Autrement dit, l’utilisation du produit par l’acheteur à des fins autres que celles affichées ne devrait pas exonérer le vendeur de sa garantie dès lors que le bien se révèle intrinsèquement vicié et que l’acheteur n’a pas, tel qu’en l’espèce, détourné la chose de l’usage qui en était prévu.

Aussi bien, la réputation du produit, en l’occurrence connu pour être « bas de gamme », ne devrait pas légitimer ni justifier davantage l’anormalité de son usure privant l’acheteur de l’usage normal du bien qu’il a acquis, cet usage manifestement non conforme à celui auquel on le destine répondant à la notion de vice caché.

Plus précisément, l’article litigieux, nonobstant la prévalence de son aspect marketing sur son aspect qualitatif, le destinait certes à un usage temporaire mais non pas bref au point de le rendre aussi rapidement inutilisable. La rapidité en l’espèce constatée de la détérioration du bien acheté établissait le vice caché du produit, atteint d'un défaut inhérent de fabrication constituant la cause technique de sa défectuosité, présentant un caractère de gravité de nature à porter atteinte à l'usage attendu de la chose et existant antérieurement à la vente et n'étant, au moment de la vente, ni apparent ni connu de lui.

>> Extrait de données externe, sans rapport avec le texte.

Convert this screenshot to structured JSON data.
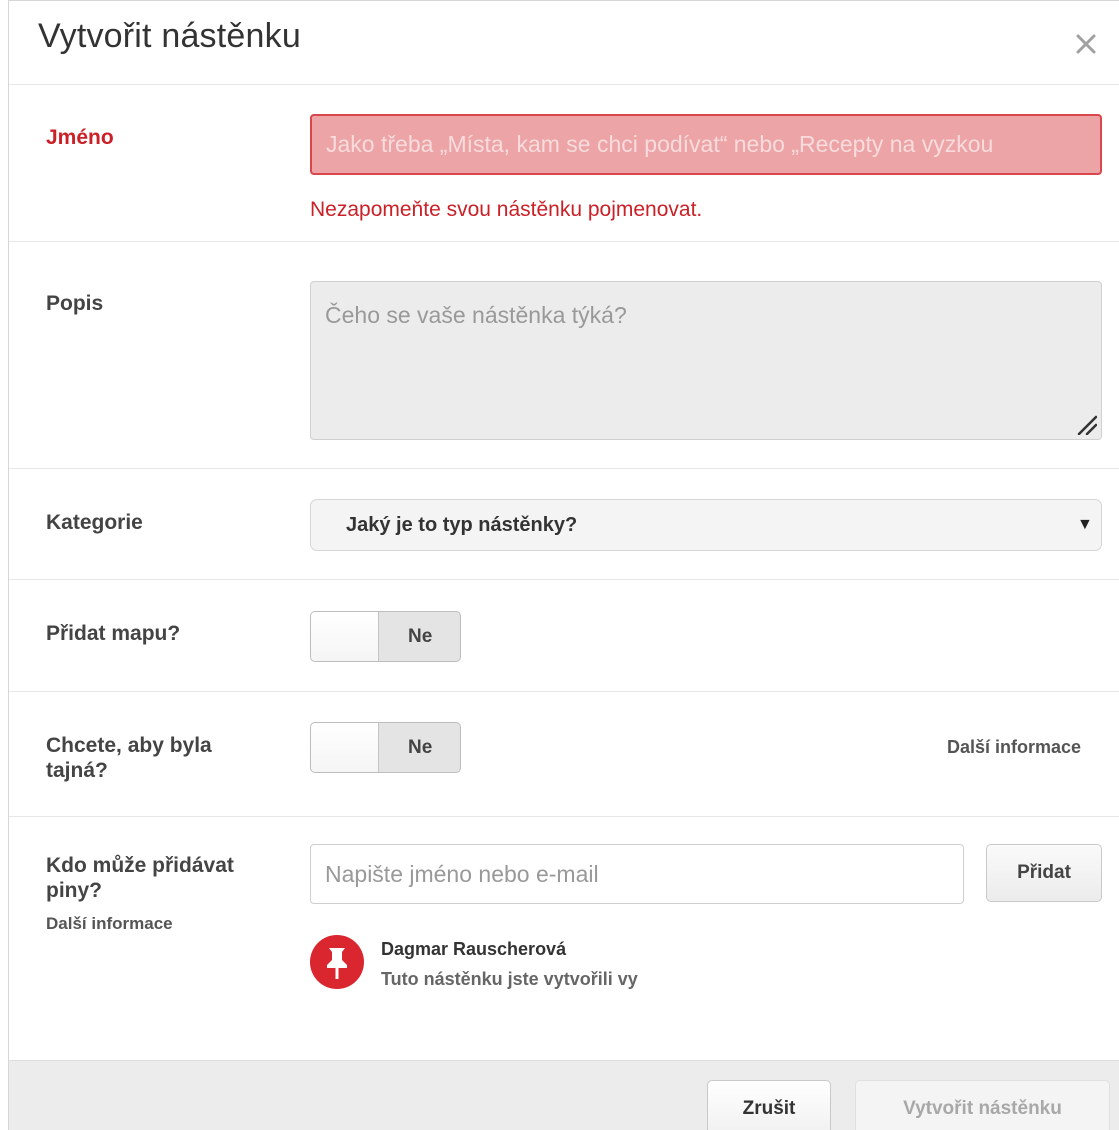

C’est en faveur de cette dernière analyse que la Cour de cassation s’est ralliée dans un arrêt du 17 juin 2020 (Com. 17 juin 2020, n° 19-10.207). Dans une affaire proche de celle relatée, elle a jugé que le manque de qualité inhérent à un produit de consommation de masse lié à un phénomène de mode n’a pas pour effet de tempérer la garantie du vendeur des éventuels vices cachés affectant les articles vendus, ce dernier ne pouvant tirer prétexte de ce contexte pour s’y soustraire.

Dans tous les cas, que le bien mis en vente soit haut ou bas de gamme, son défaut de fabrication est à même de constituer un vice caché lorsque cette défectuosité est telle qu’une fois commercialisé, le bien se révèle impropre à l'usage auquel il était destiné, ou que son usage a été sensiblement diminué par l'effet de son manque de fiabilité. Sur le terrain de la garantie des vices cachés, l’action est en effet recevable dès lors que le produit acheté comporte un vice caché de fabrication compromettant sa destination normale quand bien même sa qualité, médiocre, serait conforme au contrat (Civ. 3e, 27 mars 1991, n° 88-11.410, accueillant à ce titre l’action en GVC mais rejetant l’action en responsabilité pour défaut de conformité) ou à la présentation qui en serait faite.